Every three months I get a shipment of 50 shirts, plus a few dozen pairs of pants. My clothing supplier wants me to wear the new season and encourages getting rid of the old to avoid confusion. I've purged entire boxes when one sponsor changes a logo. I give clothes to friends as much as I can and save certain items I especially like to wear just around the house. Still, I'm always bringing garbage bags to donation boxes. At the moment, I probably have 300 golf shirts in my closet. I've kept every shirt that I wore on a Sunday when I won (never to wear again, but because I think it's a nice tradition). And like any golfer, I'm occasionally compelled to visit the golf shop when I play a bucket-list course. But other than that, I'm really not sentimental. Shirts just pile up.
Pants are more personal, and I can have a hard time parting with a pair that works. Hats? Don't get me started. You'll find several unopened boxes in my garage. Socks, belts, embroidered towels and random accessories—I tell anyone who visits to take whatever they like. Take as many balls as you want, too, though I've seen only one person grab more than two dozen. I even tell people to take clubs. There's just one staff bag that is off-limits.
The bag is from a year I played well at the Presidents Cup, and it's mostly full of putters. Technology never passes putters by, and you never know when you'll need an old friend.
I know this sounds obnoxious, but when I'm on tour, I wear a new glove every day.

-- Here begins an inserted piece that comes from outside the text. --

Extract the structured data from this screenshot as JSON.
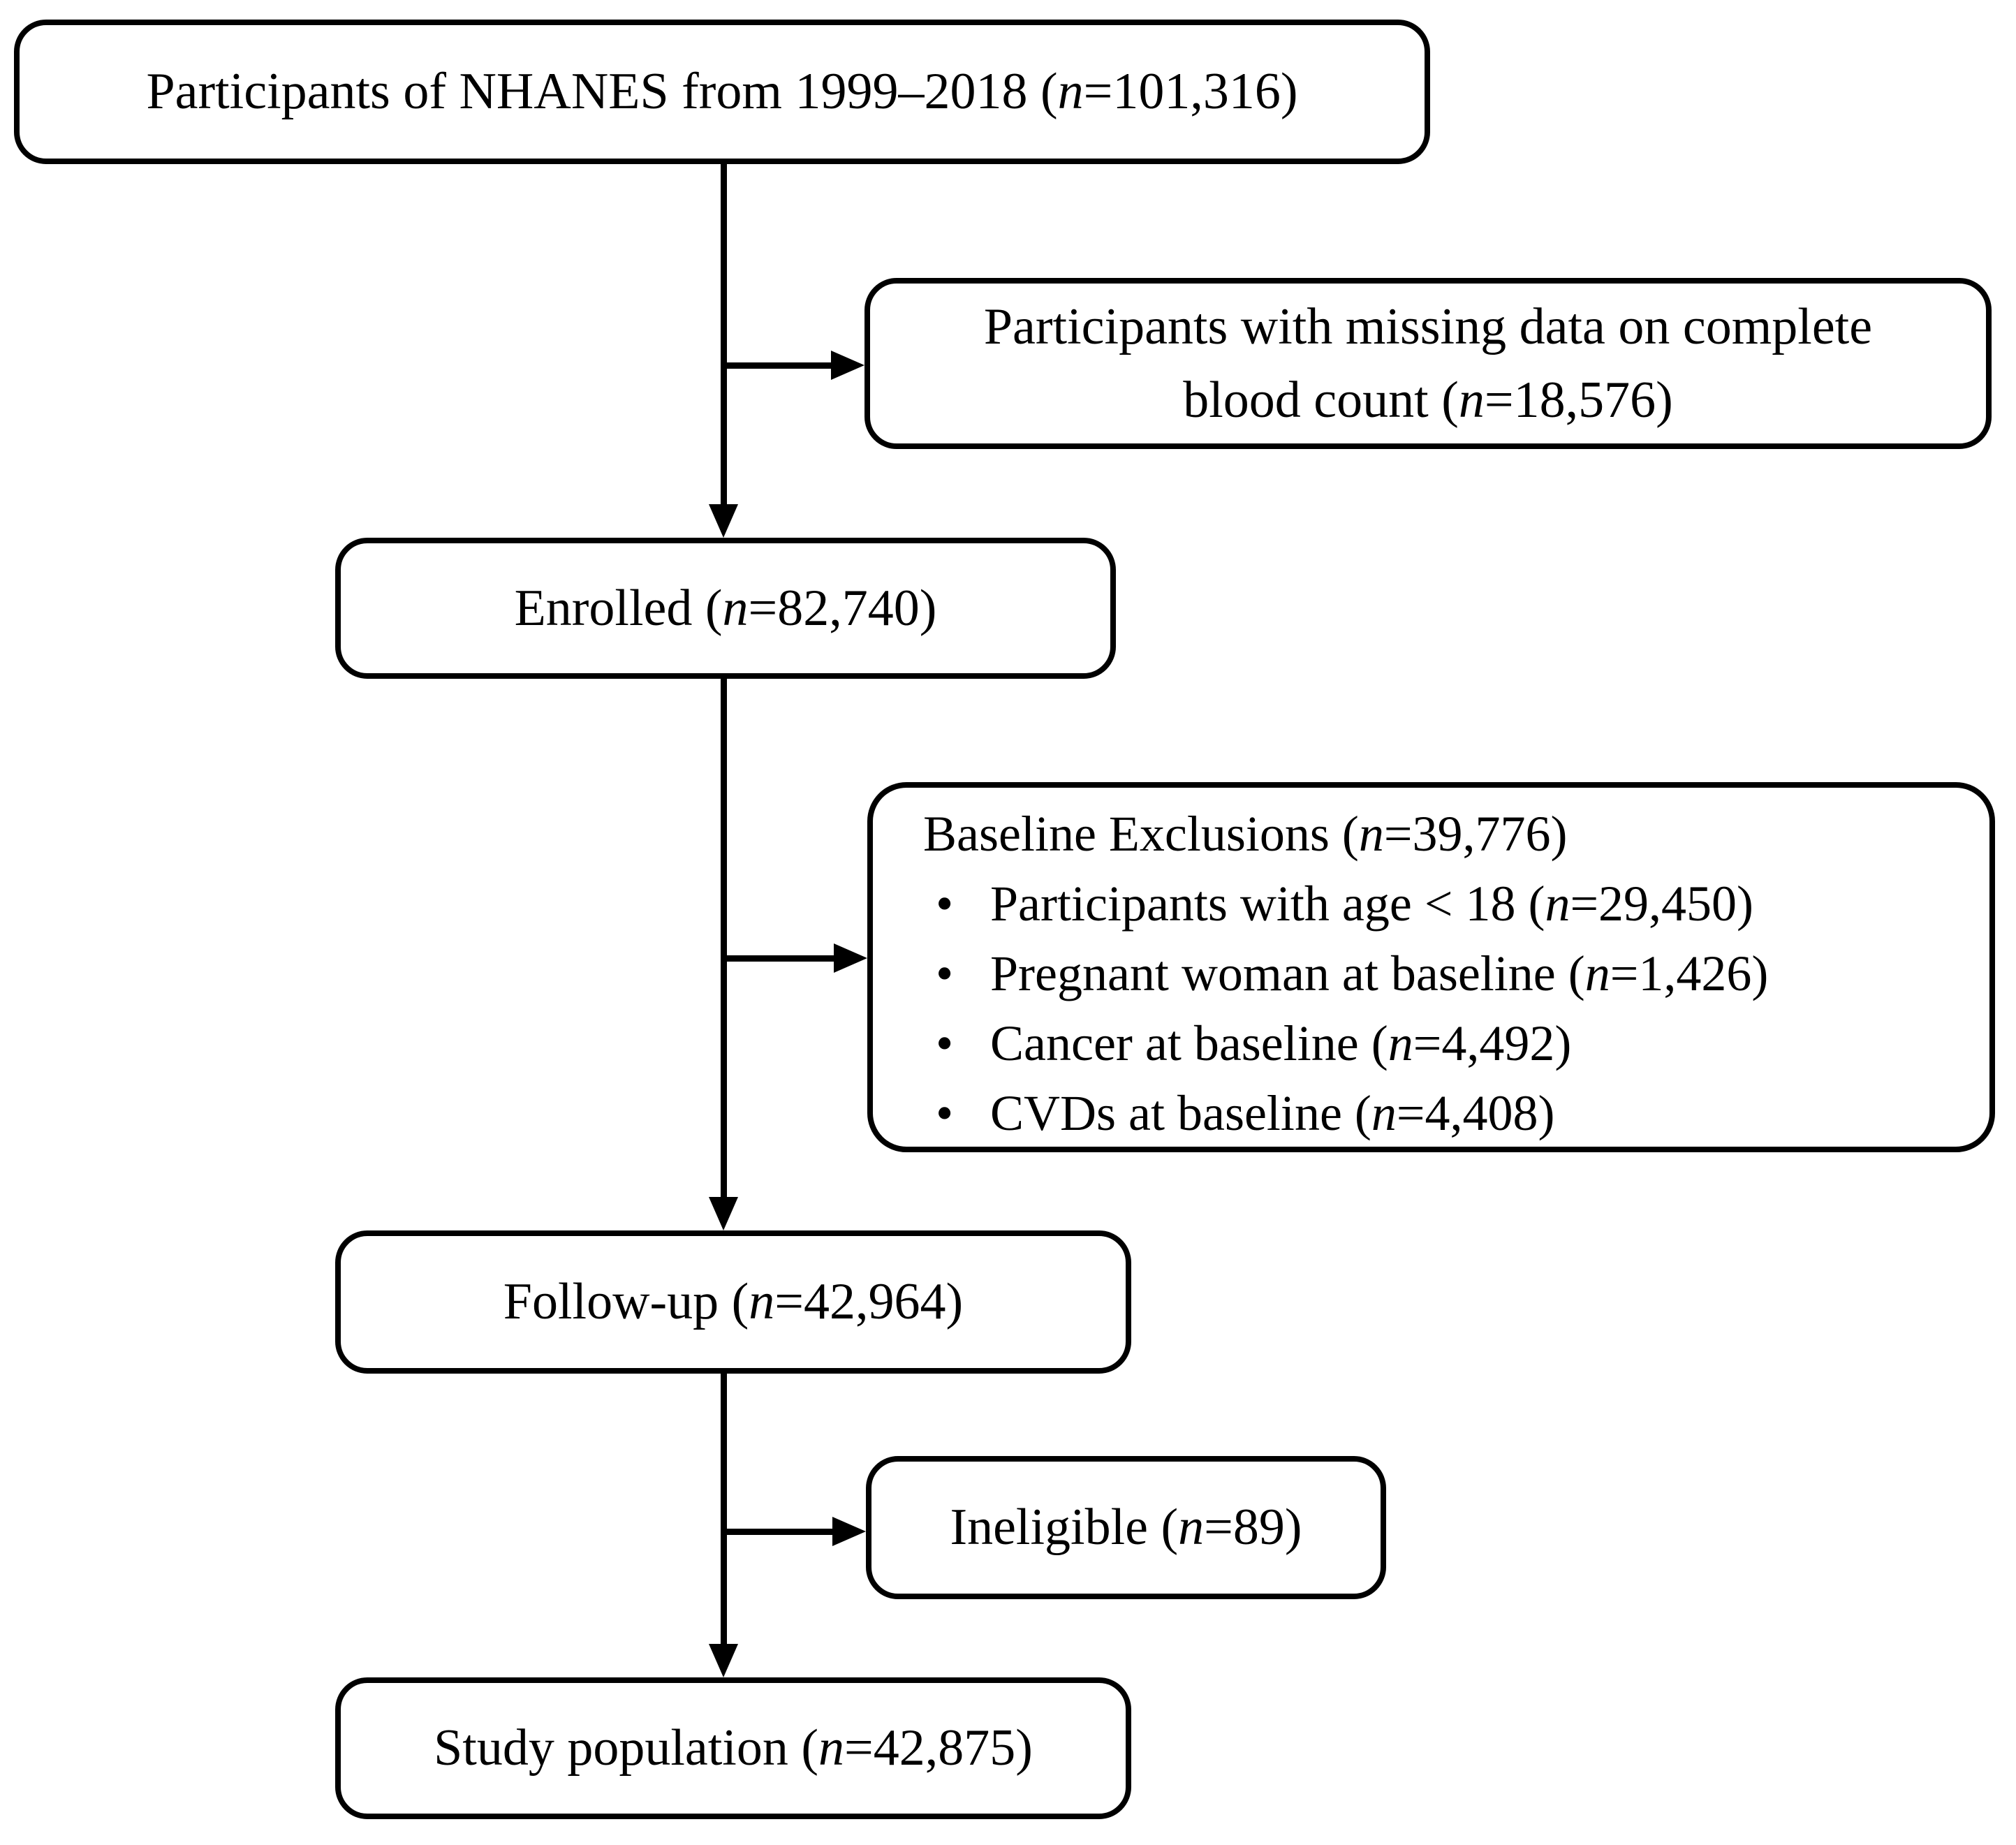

To me, there's a world of difference between a new glove and one that's a day old. If I'm practicing at home, then maybe I'll wear a used one. Hey, it's one of the perks of making it as a professional, so why not?
Compared to other players, I'm actually fairly modest. Some guys want to always match their shoes to their belt or collar, so they travel with eight or nine pairs. I travel with only two pairs of shoes; my gamers and a pair that I'm breaking in. Though the leather never gets too worn. After four tournaments, all my shoes go to The First Tee.
My rule is, if I can't fit everything into one suitcase and my golf-bag travel case, I've packed too much. A dozen shirts plus eight or nine pairs of pants is standard. As long as it's not summer, you can get away with wearing pants a couple of times. If I'm playing three tournaments in a row, the question is whether I'll do laundry once or twice. If a hotel has a setup for guest laundry, I actually enjoy the downtime listening to podcasts or music.
Here's a useful secret for golf fans: If you ever want a free umbrella, hang around one of our tournaments late on a Sunday. Players and caddies are great at "forgetting" umbrellas in the locker room and bag storage. It's sort of horrible that such an expensive item has become disposable out here, but that's the way it is. They're heavy enough to possibly be difference-makers when weighing luggage at the airport, and the equipment trucks are loaded with them if we ever need one. At the U.S. Open at Shinnecock this year, a bunch of players got caught without umbrellas during some unexpected rain Friday morning.
You might think that's incredible, a caddie risking performance in a major championship to save 14 ounces of freight. But when all the stuff is free, the mind-set becomes how to free yourself from it.